US Advertisers Will Allocate Nearly $7 Billion to Connected TV This Year

US advertisers will spend almost $7 billion this year on connected TV ads. Connected TV is growing rapidly as advertisers look to target audiences watching long-form, premium digital content on their living room screens.

That’s according to our first-ever estimates of connected TV ad spending, which we expect to account for nearly 3% of US advertiser outlays this year. We forecast that by 2023, advertisers will devote almost 5% of their paid media budgets to connected TV placements.

We define connected TV advertising as digital ads that appear on connected TV devices, which include smart TVs and TVs hooked up to the internet via a set-top box, game console or similar device.

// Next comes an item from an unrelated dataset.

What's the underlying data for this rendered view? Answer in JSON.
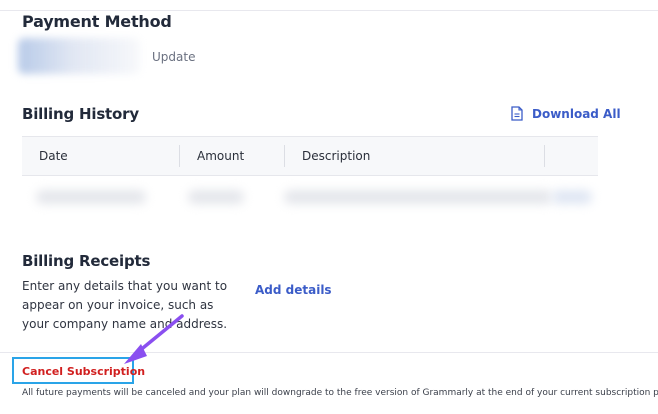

Formats include display ads that appear on home screens and in-stream video ads that appear on connected TVs from platforms like Hulu, Roku and YouTube. Connected TV advertising excludes network-sold inventory from traditional linear TV and addressable TV advertising.

Advertiser interest in connected TV is high as the number of cord-cutters and cord-nevers climbs each year and fewer people watch traditional linear TV. Connected TV also offers the promise of better audience targeting and measurement—though for now, it also comes with the familiar digital problems of fragmented infrastructure and high potential for fraud.

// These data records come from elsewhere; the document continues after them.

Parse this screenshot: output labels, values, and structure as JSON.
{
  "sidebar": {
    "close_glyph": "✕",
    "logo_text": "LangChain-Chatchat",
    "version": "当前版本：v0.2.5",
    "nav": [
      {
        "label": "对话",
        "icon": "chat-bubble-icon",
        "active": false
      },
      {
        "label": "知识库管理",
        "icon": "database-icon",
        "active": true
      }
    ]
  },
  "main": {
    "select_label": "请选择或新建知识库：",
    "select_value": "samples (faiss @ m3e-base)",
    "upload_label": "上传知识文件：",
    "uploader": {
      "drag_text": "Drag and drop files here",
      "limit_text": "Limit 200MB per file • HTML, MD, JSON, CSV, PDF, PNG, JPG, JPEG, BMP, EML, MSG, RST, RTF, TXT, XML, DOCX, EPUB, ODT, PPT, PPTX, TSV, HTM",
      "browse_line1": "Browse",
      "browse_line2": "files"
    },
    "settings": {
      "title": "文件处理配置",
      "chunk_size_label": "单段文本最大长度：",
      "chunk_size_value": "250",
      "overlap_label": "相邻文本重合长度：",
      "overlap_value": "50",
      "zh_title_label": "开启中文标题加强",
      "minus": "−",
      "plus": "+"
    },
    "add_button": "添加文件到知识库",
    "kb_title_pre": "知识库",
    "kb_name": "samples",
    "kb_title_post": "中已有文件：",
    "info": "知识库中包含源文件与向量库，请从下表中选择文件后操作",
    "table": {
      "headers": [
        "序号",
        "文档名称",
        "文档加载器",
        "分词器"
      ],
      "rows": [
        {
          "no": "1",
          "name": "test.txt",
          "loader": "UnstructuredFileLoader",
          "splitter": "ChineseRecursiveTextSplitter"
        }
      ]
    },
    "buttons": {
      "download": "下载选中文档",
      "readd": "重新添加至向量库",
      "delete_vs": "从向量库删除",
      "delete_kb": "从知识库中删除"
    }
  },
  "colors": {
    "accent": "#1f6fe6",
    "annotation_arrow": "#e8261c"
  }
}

YouTube, Hulu and Roku are leaders in the connected TV advertising space, and we expect revenues for YouTube placements that appear on connected TVs to account for about 40% of connected TV ad spending.

Connected TV advertising is still small compared with other digital ad channels, but it’s closing the gap with desktop- and laptop-based ad spending. This year, the PC-based ad market will be about three times the size of the connected TV ad market; by 2022, advertisers will spend more than half as much on connected TV as they do on PC-based digital ads.

And connected TV’s relative share could grow even faster depending on how the over-the-top (OTT) video service market develops. For now, the biggest player in terms of users—Netflix—is ad-free. Some industry watchers think that will change and that other services with no or limited advertising will also go ad-supported as consumers experience subscription fatigue.